O erro mais comum é confundir o lado inclinado do paralelogramo com a altura. O aluno mede o lado que “parece a altura” visualmente, em vez de usar a distância perpendicular entre as bases — e o resultado sai errado mesmo com a fórmula certa na cabeça.
Separar a fórmula da conta ajuda o aluno a enxergar cada etapa
Calcular uma área tem, na prática, três movimentos: identificar a fórmula certa para aquela figura, substituir as medidas nela e só depois multiplicar.

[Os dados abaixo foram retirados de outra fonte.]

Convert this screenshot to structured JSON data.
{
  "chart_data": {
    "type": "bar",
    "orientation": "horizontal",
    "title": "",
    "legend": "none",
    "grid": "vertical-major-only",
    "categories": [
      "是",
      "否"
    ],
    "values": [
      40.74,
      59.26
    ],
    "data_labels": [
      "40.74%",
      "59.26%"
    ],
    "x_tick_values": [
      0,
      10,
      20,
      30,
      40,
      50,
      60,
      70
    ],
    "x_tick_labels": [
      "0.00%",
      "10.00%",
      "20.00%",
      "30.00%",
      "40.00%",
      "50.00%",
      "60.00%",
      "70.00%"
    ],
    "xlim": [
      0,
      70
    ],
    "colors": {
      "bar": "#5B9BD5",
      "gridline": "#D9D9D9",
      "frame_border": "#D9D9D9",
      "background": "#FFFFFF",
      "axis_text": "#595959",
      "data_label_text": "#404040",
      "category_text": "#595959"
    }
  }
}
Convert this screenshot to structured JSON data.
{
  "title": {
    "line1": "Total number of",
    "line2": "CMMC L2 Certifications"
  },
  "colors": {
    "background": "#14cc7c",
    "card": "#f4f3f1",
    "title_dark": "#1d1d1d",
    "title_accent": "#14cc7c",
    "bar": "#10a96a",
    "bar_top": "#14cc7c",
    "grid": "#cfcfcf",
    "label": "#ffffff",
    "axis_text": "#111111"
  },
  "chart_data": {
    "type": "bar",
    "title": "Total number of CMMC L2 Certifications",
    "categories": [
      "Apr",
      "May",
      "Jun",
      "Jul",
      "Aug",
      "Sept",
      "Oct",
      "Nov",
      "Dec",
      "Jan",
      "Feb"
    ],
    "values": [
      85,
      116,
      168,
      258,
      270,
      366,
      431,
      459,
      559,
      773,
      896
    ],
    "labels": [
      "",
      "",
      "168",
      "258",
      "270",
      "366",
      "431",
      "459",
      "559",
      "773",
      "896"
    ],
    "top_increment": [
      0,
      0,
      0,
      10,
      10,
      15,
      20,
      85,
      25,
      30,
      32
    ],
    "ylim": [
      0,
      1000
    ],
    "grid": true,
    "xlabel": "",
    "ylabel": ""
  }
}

Quando o aluno pula direto para a multiplicação, ele mistura essas etapas e erra sem perceber onde.
Separar essas etapas — mostrar a fórmula genérica, depois a fórmula já com os números da figura, e só então o resultado — deixa visível qual parte do processo o aluno está errando: a fórmula, a substituição ou a conta final.
Erros mais comuns em sala
- Aplicar base vezes altura direto em paralelogramos e trapézios, sem adaptar a fórmula
- Confundir o lado inclinado do paralelogramo com a altura, que é a distância perpendicular entre as bases
- Esquecer de dividir por 2 no cálculo da área do trapézio
- Trocar a base maior pela base menor na fórmula do trapézio
Uma atividade para fixar sem lista de exercícios
O Quebra-Cabeça das Áreas — Paralelogramo e Trapézio separa o cálculo em quatro peças conectadas: a figura com as medidas, a fórmula genérica, a fórmula já com os valores substituídos e o resultado final em cm². O aluno encaixa as peças na ordem certa, seguindo o raciocínio do início ao fim.
Com dez figuras diferentes — cinco paralelogramos e cinco trapézios —, a atividade obriga o aluno a repetir esse encadeamento várias vezes, até a fórmula certa virar automática em vez de tentativa e erro.